The story is about Sathayaraj who, diagnosed with lung cancer, is given five weeks to survive.
He lives in Rajahmundry leading a happily retired life after having ensured the successful future of his four children. Three of them are abroad and are busily engaged with their projects, deliverables, deadlines. They all come to a mutual agreement that they can only be in India for the last two weeks of their father’s life and a total of four weeks which  included two weeks to perform the last rites. Sai Dhram Tej, our hero, is the son of the eldest son, Rao Ramesh, who could not be as calculative and lands in India at once.
He urges his grandfather to celebrate his last few days and do all that he had ever set his heart on. But the grandfather seemed to be content in his life already…not the one to pine for his missing children and feel neglected.  There’s very little value that Sai Dharam Tej adds to his grandfather’s life.

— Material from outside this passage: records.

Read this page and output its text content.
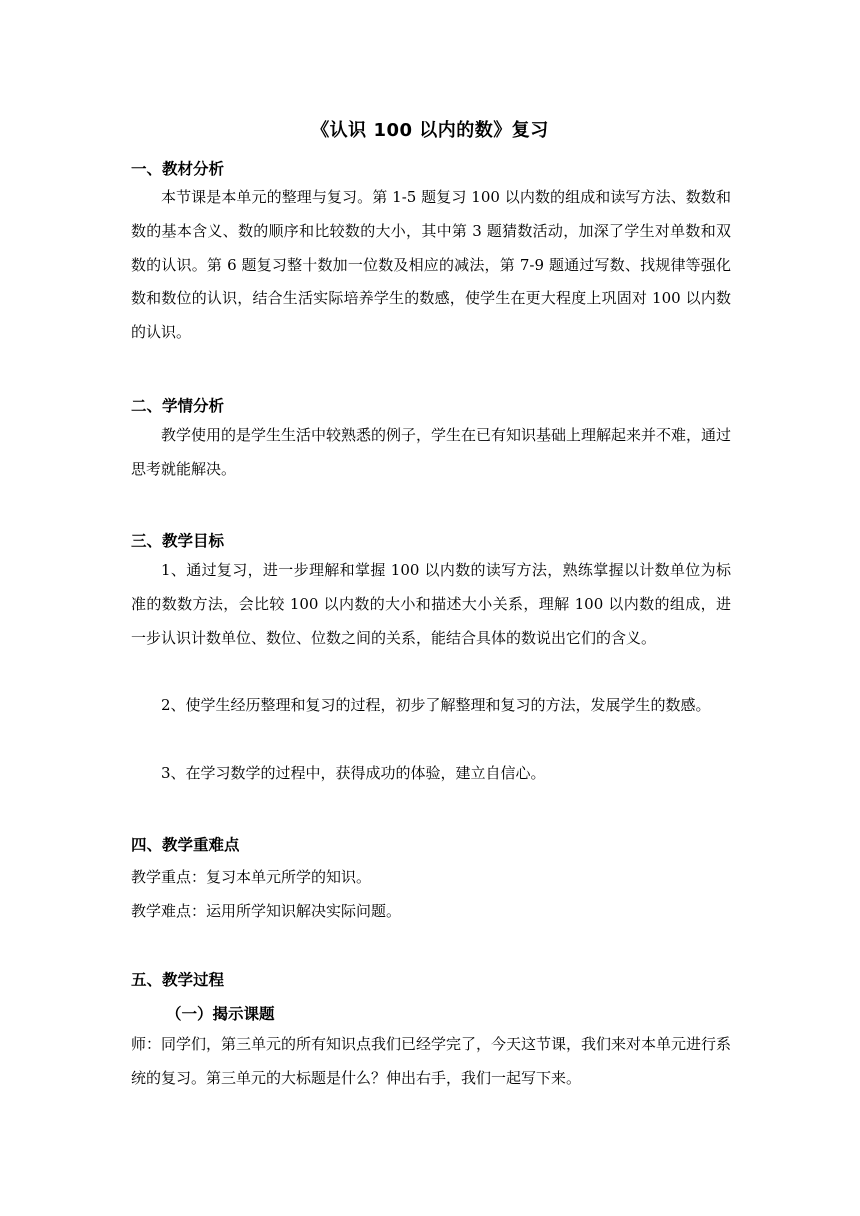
《认识 100 以内的数》复习
一、教材分析

本节课是本单元的整理与复习。第 1-5 题复习 100 以内数的组成和读写方法、数数和数的基本含义、数的顺序和比较数的大小，其中第 3 题猜数活动，加深了学生对单数和双数的认识。第 6 题复习整十数加一位数及相应的减法，第 7-9 题通过写数、找规律等强化数和数位的认识，结合生活实际培养学生的数感，使学生在更大程度上巩固对 100 以内数的认识。

二、学情分析

教学使用的是学生生活中较熟悉的例子，学生在已有知识基础上理解起来并不难，通过思考就能解决。

三、教学目标

1、通过复习，进一步理解和掌握 100 以内数的读写方法，熟练掌握以计数单位为标准的数数方法，会比较 100 以内数的大小和描述大小关系，理解 100 以内数的组成，进一步认识计数单位、数位、位数之间的关系，能结合具体的数说出它们的含义。

2、使学生经历整理和复习的过程，初步了解整理和复习的方法，发展学生的数感。

3、在学习数学的过程中，获得成功的体验，建立自信心。

四、教学重难点
教学重点：复习本单元所学的知识。
教学难点：运用所学知识解决实际问题。
五、教学过程
（一）揭示课题

师：同学们，第三单元的所有知识点我们已经学完了，今天这节课，我们来对本单元进行系统的复习。第三单元的大标题是什么？伸出右手，我们一起写下来。
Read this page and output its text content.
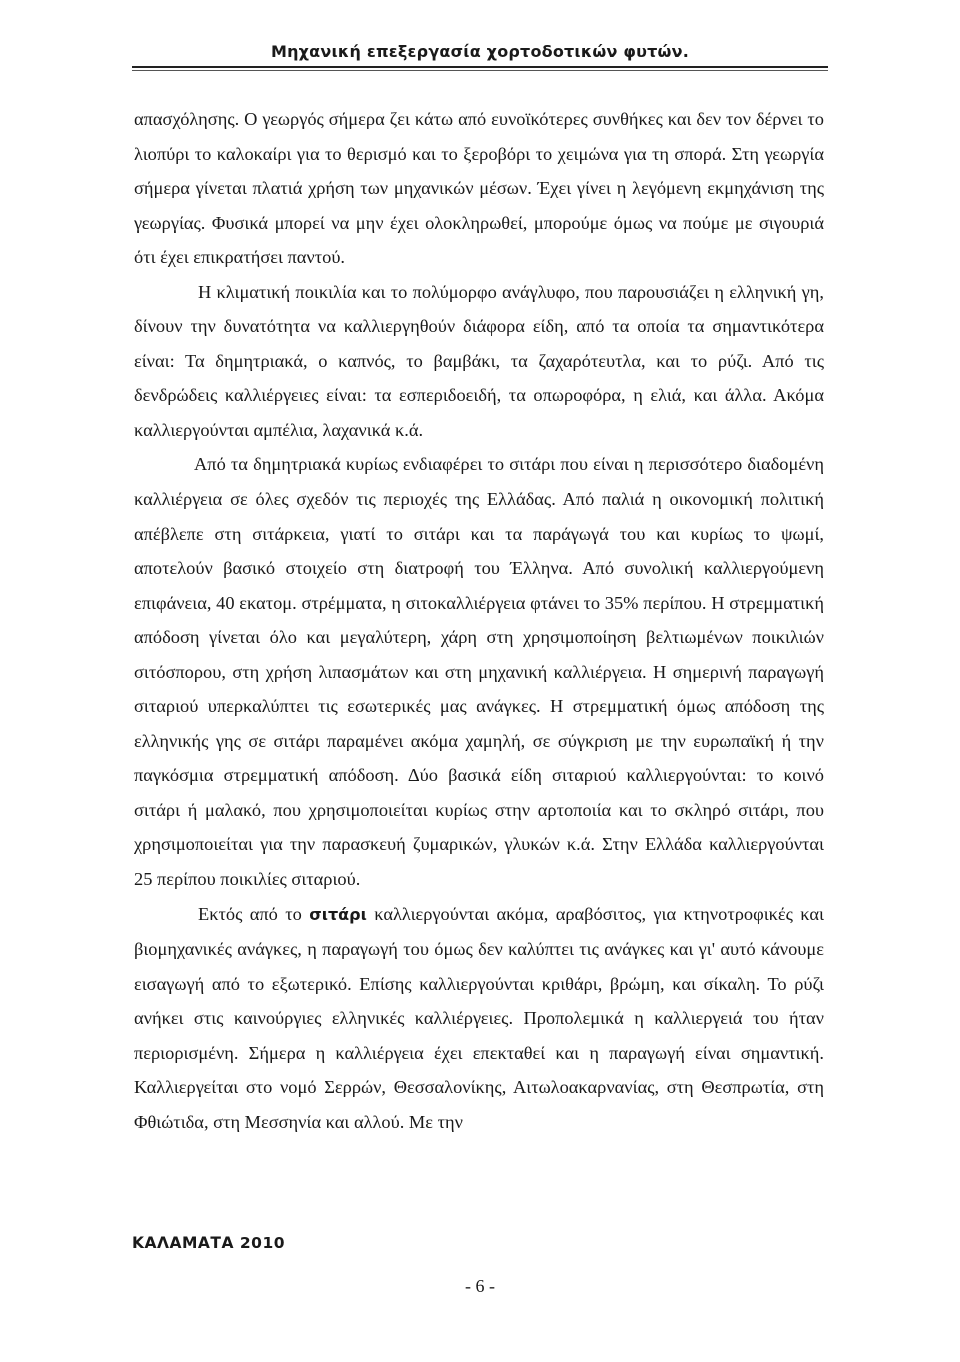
Μηχανική επεξεργασία χορτοδοτικών φυτών.

απασχόλησης. Ο γεωργός σήμερα ζει κάτω από ευνοϊκότερες συνθήκες και δεν τον δέρνει το λιοπύρι το καλοκαίρι για το θερισμό και το ξεροβόρι το χειμώνα για τη σπορά. Στη γεωργία σήμερα γίνεται πλατιά χρήση των μηχανικών μέσων. Έχει γίνει η λεγόμενη εκμηχάνιση της γεωργίας. Φυσικά μπορεί να μην έχει ολοκληρωθεί, μπορούμε όμως να πούμε με σιγουριά ότι έχει επικρατήσει παντού.

Η κλιματική ποικιλία και το πολύμορφο ανάγλυφο, που παρουσιάζει η ελληνική γη, δίνουν την δυνατότητα να καλλιεργηθούν διάφορα είδη, από τα οποία τα σημαντικότερα είναι: Τα δημητριακά, ο καπνός, το βαμβάκι, τα ζαχαρότευτλα, και το ρύζι. Από τις δενδρώδεις καλλιέργειες είναι: τα εσπεριδοειδή, τα οπωροφόρα, η ελιά, και άλλα. Ακόμα καλλιεργούνται αμπέλια, λαχανικά κ.ά.

Από τα δημητριακά κυρίως ενδιαφέρει το σιτάρι που είναι η περισσότερο διαδομένη καλλιέργεια σε όλες σχεδόν τις περιοχές της Ελλάδας. Από παλιά η οικονομική πολιτική απέβλεπε στη σιτάρκεια, γιατί το σιτάρι και τα παράγωγά του και κυρίως το ψωμί, αποτελούν βασικό στοιχείο στη διατροφή του Έλληνα. Από συνολική καλλιεργούμενη επιφάνεια, 40 εκατομ. στρέμματα, η σιτοκαλλιέργεια φτάνει το 35% περίπου. Η στρεμματική απόδοση γίνεται όλο και μεγαλύτερη, χάρη στη χρησιμοποίηση βελτιωμένων ποικιλιών σιτόσπορου, στη χρήση λιπασμάτων και στη μηχανική καλλιέργεια. Η σημερινή παραγωγή σιταριού υπερκαλύπτει τις εσωτερικές μας ανάγκες. Η στρεμματική όμως απόδοση της ελληνικής γης σε σιτάρι παραμένει ακόμα χαμηλή, σε σύγκριση με την ευρωπαϊκή ή την παγκόσμια στρεμματική απόδοση. Δύο βασικά είδη σιταριού καλλιεργούνται: το κοινό σιτάρι ή μαλακό, που χρησιμοποιείται κυρίως στην αρτοποιία και το σκληρό σιτάρι, που χρησιμοποιείται για την παρασκευή ζυμαρικών, γλυκών κ.ά. Στην Ελλάδα καλλιεργούνται 25 περίπου ποικιλίες σιταριού.

Εκτός από το σιτάρι καλλιεργούνται ακόμα, αραβόσιτος, για κτηνοτροφικές και βιομηχανικές ανάγκες, η παραγωγή του όμως δεν καλύπτει τις ανάγκες και γι' αυτό κάνουμε εισαγωγή από το εξωτερικό. Επίσης καλλιεργούνται κριθάρι, βρώμη, και σίκαλη. Το ρύζι ανήκει στις καινούργιες ελληνικές καλλιέργειες. Προπολεμικά η καλλιεργειά του ήταν περιορισμένη. Σήμερα η καλλιέργεια έχει επεκταθεί και η παραγωγή είναι σημαντική. Καλλιεργείται στο νομό Σερρών, Θεσσαλονίκης, Αιτωλοακαρνανίας, στη Θεσπρωτία, στη Φθιώτιδα, στη Μεσσηνία και αλλού. Με την

ΚΑΛΑΜΑΤΑ 2010
- 6 -
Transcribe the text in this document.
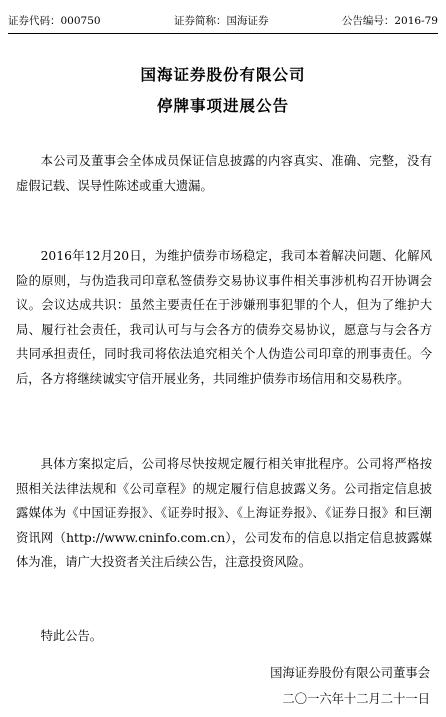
证券代码：000750	证券简称：国海证券	公告编号：2016-79
国海证券股份有限公司
停牌事项进展公告

本公司及董事会全体成员保证信息披露的内容真实、准确、完整，没有虚假记载、误导性陈述或重大遗漏。

2016年12月20日，为维护债券市场稳定，我司本着解决问题、化解风险的原则，与伪造我司印章私签债券交易协议事件相关事涉机构召开协调会议。会议达成共识：虽然主要责任在于涉嫌刑事犯罪的个人，但为了维护大局、履行社会责任，我司认可与与会各方的债券交易协议，愿意与与会各方共同承担责任，同时我司将依法追究相关个人伪造公司印章的刑事责任。今后，各方将继续诚实守信开展业务，共同维护债券市场信用和交易秩序。

具体方案拟定后，公司将尽快按规定履行相关审批程序。公司将严格按照相关法律法规和《公司章程》的规定履行信息披露义务。公司指定信息披露媒体为《中国证券报》、《证券时报》、《上海证券报》、《证券日报》和巨潮资讯网（http://www.cninfo.com.cn），公司发布的信息以指定信息披露媒体为准，请广大投资者关注后续公告，注意投资风险。

特此公告。

国海证券股份有限公司董事会
二〇一六年十二月二十一日
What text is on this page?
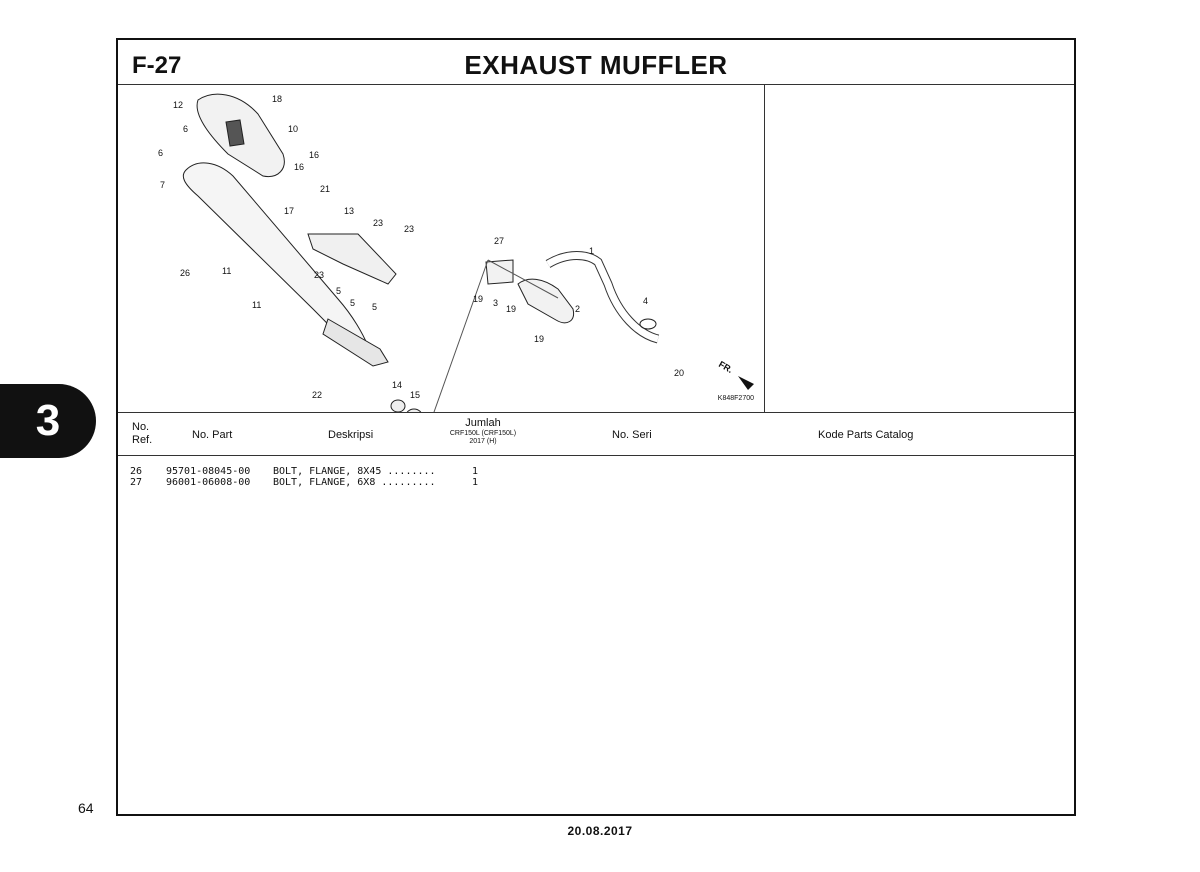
3
F-27	EXHAUST MUFFLER
12
18
6	10
6
16
16
7	21
17	13
23
23
26	11	23
5
5 5
11
27
1
4
19 3
19	2
19
14
22	15
20	FR.
K848F2700
No.
Ref.	No. Part	Deskripsi
Jumlah
CRF150L (CRF150L)
2017 (H)
No. Seri	Kode Parts Catalog
26 95701-08045-00 BOLT, FLANGE, 8X45 ........	1
27 96001-06008-00 BOLT, FLANGE, 6X8 .........	1
64
20.08.2017
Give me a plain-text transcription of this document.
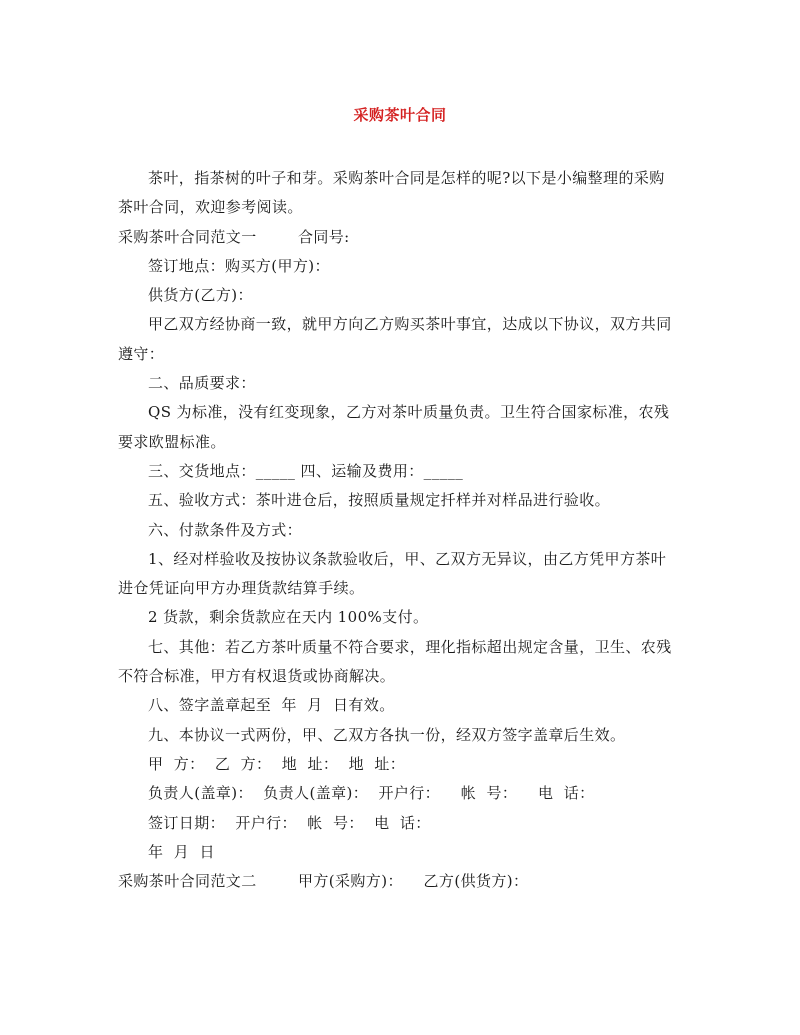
采购茶叶合同
茶叶，指茶树的叶子和芽。采购茶叶合同是怎样的呢?以下是小编整理的采购
茶叶合同，欢迎参考阅读。
采购茶叶合同范文一        合同号:
签订地点：购买方(甲方)：
供货方(乙方)：
甲乙双方经协商一致，就甲方向乙方购买茶叶事宜，达成以下协议，双方共同
遵守：
二、品质要求：
QS 为标准，没有红变现象，乙方对茶叶质量负责。卫生符合国家标准，农残
要求欧盟标准。
三、交货地点：_____ 四、运输及费用：_____
五、验收方式：茶叶进仓后，按照质量规定扦样并对样品进行验收。
六、付款条件及方式：
1、经对样验收及按协议条款验收后，甲、乙双方无异议，由乙方凭甲方茶叶
进仓凭证向甲方办理货款结算手续。
2 货款，剩余货款应在天内 100%支付。
七、其他：若乙方茶叶质量不符合要求，理化指标超出规定含量，卫生、农残
不符合标准，甲方有权退货或协商解决。
八、签字盖章起至  年  月  日有效。
九、本协议一式两份，甲、乙双方各执一份，经双方签字盖章后生效。
甲  方：  乙  方：  地  址：  地  址：
负责人(盖章)：  负责人(盖章)：  开户行：    帐  号：    电  话：
签订日期：  开户行：  帐  号：  电  话：
年  月  日
采购茶叶合同范文二        甲方(采购方)：    乙方(供货方)：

The movie has so many characters coming and going that you don’t really know who is who after a while…and frankly you stop caring after a point….
The heroine, Rashi Khanna looks beautiful and portrayed as a dumb head who is obsessed about tik-tok videos. So, you get an ideas about her contribution to the story.
Two people who do well are Ajay and Satyam Rajesh who play the comic villains.
Similar to Venky Mama, this movie stands on the shoulders of veterans like Sathyaraj and Rao Ramesh.
Rao Ramesh has outdone himself. The movie can be watched for him alone…
What the director forgets is that its nearly 18 years since Baghban. Times have changed. People are financially stronger. Parents have learned to live without depending on children and vice-versa. We have drawn our own lives in compliance with our needs that seldom concur. Yes, the loneliness persists but you don’t need someone to come redeem your life.
I expected to see some great family bonding and a comic relief but what I ended with was an unnecessary sermon about how one must take care of one’s parents.
Went with great expectations after seeing the trailers but just a 2/5 experience for me. This movie will make sense more to people who are still financially dependent on each other as a family and therefore need each other in their lives
A VenkyMama for me anytime over this if one must experience the 90s kind of movies.